Solve Virtual Murder Mysteries in 'L.A. Noire' by Reading Faces
A murder mystery can unfold in the little emotions that flash across the face of a witness or suspect. Maybe he's just embarrassed because he hit his wife in a drunken rage and she ran out, never to be seen again. Or maybe he's not meeting your eyes on account of the bloody tire iron stashed away in his car trunk.
Such facial expressions in the cinematic game "L.A. Noire" reflect the character performances of more than 400 actors captured by new MotionScan technology. Players will interact with those characters by taking the role of a young detective who must solve crimes based on historical cases in Los Angeles circa 1947, such as the infamous Black Dahlia murder.
"If you're going to make a game about detectives and have the main game mechanics be asking questions and having to tell whether [a character is] truthful or not, you have to get strong performances," said Rob Nelson of Rockstar Games, which is releasing "L.A. Noire" May 17.
Players rise through the ranks of the Los Angeles Police Department as they explore 8 square miles of post-World War II L.A. that was virtually recreated from period photos. Finding clues may involve not only interrogations but poking through a suspect's house or examining different parts of a victim's gruesome corpse.
A live demonstration of "L.A. Noire" took place in front of a crowd of gamers and moviegoers at the Tribeca Film Festival April 26, the first time a game was featured at the film festival. It was a hit, even if the audience chuckled occasionally at giveaway facial expressions during interrogation scenes.
Playing film noir
Much of the interactive story's atmosphere will seem familiar to fans of TV crime dramas or film noir classics such as "L.A. Confidential" or "Chinatown" two sources of inspiration for Brendan McNamara, lead writer and director behind "L.A. Noire."
A "choose your own adventure" style of play essentially packs many different possible stories into "L.A. Noire," depending on the player's choices. The game eventually required a 2,200-page script.
"It's essentially two seasons of TV in one game," said Simon Ramsey of Rockstar Games.
Each game character that a player interrogates gives signs of whether he or she is telling the truth. Game characters may swallow, refuse to meet the player's gaze, or give other telltale signs of lying. Players can then choose their next question based on how they read the character's facial expression: "Truth," "Doubt" or "Lie."
People who read the situation correctly get rewarded with clues that will enable them to solve the crime faster. But even wrong choices don't stop the story. Instead, players may simply go off on a wild goose chase during an investigation, before other hints encourage them to circle back to the truth.
Game characters don't look perfectly realistic, but their facial expressions work well enough to convey the appropriate emotions.

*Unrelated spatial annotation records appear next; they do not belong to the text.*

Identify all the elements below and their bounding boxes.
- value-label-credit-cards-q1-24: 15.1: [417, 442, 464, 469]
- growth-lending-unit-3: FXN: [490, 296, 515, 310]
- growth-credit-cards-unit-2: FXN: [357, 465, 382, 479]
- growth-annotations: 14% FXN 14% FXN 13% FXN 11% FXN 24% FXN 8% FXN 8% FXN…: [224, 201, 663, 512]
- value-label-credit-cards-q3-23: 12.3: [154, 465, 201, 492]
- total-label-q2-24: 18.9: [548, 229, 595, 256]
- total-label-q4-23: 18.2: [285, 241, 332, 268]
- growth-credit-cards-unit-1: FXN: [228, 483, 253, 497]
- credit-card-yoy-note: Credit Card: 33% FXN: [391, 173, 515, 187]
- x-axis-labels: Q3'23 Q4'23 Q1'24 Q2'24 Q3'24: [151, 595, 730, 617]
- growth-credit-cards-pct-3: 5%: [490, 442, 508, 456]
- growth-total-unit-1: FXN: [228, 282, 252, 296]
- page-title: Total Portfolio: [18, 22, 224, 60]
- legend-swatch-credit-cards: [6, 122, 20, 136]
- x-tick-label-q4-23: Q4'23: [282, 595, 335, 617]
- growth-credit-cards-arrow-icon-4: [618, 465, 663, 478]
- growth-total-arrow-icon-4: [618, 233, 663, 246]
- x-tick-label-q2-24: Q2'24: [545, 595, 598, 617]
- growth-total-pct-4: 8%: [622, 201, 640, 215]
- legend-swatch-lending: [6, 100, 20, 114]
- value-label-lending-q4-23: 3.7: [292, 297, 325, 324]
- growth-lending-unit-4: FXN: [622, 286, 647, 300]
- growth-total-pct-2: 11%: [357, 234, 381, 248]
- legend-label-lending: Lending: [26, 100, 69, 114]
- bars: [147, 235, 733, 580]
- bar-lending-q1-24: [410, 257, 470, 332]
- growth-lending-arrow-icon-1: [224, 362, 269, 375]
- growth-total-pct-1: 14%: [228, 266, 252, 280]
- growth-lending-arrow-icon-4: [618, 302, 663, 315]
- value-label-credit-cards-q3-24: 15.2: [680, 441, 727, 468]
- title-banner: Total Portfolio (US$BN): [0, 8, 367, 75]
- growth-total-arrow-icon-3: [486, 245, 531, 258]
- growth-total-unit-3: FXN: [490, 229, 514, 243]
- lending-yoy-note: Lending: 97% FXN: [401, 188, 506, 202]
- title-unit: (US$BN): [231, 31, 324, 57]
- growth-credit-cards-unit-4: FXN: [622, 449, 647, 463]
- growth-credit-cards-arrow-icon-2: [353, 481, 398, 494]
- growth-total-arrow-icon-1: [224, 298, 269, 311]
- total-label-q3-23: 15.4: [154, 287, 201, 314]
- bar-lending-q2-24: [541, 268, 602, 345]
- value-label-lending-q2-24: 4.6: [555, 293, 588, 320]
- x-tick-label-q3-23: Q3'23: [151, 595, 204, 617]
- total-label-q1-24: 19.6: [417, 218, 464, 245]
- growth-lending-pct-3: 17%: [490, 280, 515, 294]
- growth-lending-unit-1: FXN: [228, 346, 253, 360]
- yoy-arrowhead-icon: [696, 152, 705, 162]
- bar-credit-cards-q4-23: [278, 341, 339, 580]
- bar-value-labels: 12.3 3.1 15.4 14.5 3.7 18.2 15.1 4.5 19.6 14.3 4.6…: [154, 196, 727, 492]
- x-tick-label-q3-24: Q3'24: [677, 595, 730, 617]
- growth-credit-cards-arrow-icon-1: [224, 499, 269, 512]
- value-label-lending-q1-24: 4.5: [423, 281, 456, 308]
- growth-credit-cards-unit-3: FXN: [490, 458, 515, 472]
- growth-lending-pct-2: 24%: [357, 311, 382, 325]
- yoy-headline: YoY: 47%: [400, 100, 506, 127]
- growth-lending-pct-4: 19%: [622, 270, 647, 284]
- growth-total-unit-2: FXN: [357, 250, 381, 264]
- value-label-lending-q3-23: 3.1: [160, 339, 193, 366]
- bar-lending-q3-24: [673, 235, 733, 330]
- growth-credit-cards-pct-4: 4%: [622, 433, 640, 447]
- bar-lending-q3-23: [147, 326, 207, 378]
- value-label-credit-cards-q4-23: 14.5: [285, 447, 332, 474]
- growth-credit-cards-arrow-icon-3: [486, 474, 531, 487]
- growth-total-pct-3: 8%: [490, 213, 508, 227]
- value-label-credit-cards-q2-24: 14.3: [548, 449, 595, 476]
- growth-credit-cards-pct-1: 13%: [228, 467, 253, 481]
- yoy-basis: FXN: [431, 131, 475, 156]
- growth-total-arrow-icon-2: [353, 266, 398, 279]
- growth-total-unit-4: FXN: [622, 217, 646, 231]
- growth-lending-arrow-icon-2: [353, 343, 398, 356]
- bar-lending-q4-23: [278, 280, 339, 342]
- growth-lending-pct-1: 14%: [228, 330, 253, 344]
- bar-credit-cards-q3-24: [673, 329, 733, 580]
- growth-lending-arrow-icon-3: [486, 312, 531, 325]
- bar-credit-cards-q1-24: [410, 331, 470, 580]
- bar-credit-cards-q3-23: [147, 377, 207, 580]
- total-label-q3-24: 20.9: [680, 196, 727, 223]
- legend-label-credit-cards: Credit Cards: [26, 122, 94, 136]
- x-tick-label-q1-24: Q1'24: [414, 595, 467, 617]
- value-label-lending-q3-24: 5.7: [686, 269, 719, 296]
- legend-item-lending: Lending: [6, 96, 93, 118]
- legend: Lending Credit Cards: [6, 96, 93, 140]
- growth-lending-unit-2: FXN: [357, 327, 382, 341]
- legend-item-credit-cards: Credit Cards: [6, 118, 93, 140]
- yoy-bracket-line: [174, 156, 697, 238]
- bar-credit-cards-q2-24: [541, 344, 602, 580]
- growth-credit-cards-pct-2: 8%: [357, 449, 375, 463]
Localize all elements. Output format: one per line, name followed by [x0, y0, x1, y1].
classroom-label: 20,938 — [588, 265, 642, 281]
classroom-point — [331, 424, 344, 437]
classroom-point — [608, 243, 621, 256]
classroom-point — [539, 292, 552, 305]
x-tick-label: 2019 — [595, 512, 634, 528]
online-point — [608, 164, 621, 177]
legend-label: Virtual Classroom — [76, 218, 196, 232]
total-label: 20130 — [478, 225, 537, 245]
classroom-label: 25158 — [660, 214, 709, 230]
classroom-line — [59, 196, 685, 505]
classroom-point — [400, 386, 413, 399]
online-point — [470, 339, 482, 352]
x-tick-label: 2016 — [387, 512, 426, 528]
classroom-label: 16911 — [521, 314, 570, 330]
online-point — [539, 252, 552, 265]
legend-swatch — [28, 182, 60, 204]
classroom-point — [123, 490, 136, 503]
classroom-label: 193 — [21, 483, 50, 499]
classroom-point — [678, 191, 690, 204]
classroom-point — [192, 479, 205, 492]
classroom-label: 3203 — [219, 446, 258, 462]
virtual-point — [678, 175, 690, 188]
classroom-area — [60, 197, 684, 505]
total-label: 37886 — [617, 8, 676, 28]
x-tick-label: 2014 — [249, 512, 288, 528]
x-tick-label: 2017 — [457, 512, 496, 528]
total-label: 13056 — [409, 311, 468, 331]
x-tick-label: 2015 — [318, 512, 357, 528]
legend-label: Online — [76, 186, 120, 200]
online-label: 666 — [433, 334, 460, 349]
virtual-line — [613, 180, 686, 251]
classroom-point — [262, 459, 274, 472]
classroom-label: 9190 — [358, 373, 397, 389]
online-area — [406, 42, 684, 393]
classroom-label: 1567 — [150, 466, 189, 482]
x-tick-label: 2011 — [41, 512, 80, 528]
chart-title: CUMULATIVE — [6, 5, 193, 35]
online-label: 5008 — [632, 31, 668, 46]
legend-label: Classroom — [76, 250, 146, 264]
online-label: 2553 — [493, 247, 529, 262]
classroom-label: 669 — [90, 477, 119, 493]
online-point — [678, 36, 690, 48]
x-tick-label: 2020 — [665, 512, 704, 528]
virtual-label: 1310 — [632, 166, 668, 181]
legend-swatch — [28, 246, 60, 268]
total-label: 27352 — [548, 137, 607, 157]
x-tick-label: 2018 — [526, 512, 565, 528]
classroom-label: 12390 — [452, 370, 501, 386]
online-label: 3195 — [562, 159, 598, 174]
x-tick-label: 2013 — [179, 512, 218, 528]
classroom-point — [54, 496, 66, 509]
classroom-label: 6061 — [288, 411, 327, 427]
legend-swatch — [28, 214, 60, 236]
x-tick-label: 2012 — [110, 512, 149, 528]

The cast of "L.A. Noire," led by the dapper Aaron Staton (who plays Ken Cosgrove in AMC's "Mad Men"), acted out their performances in two parts.
First, the actors roamed around a virtual set wearing Hollywood-style jumpsuits studded with tracking balls, so that their physical movements could be translated into the game through cameras.
Second, the actors sat in a room surrounded by 32 HD cameras that captured every angle of their facial expressions as they spoke their scenes. Their performances mapped directly into the game without the need for animation .
The MotionScan approach provides a new twist on the usual performance-capture methods, which involve using just one camera or having tracking markers on people's faces.
"This was a technology that was developed for the sole purpose of making games better, and with this game in mind," Nelson said.
When film meets games
Rockstar Games' interactive film noirish storytelling will not surprise some gamers, given that the company has won praise for other cinematic games that embrace tales of Americana in classic Hollywood genres. Those include the gangster stories of the "Grand Theft Auto" games and the Western-themed story of the game "Red Dead Redemption."
"We're not trying to make interactive movies ; we're trying to make games that have narratives in them and are cinematic," Ramsey said.
"L.A. Noire" has plenty of action-packed gameplay such as shootouts and car chases. (The Tribeca Film Festival audience laughed when, during the live demo, a Rockstar Games representative violated a few traffic laws in the best "Grand Theft Auto" style.) However, people who want to get on with the dialogue of the story can choose to skip such scenes after a few tries.
The game's ultimate success at the film festival came from its ability to captivate a theater crowd that simply watched the story unfold on a big screen.
"The storytelling, the narrative, the voiceover, the direction I was left really wanting to know where you were going to go," said Geoff Gilmore, chief creative officer of Tribeca Enterprises.
"L.A. Noire" is scheduled for release on the PlayStation 3 and Xbox 360 May 17.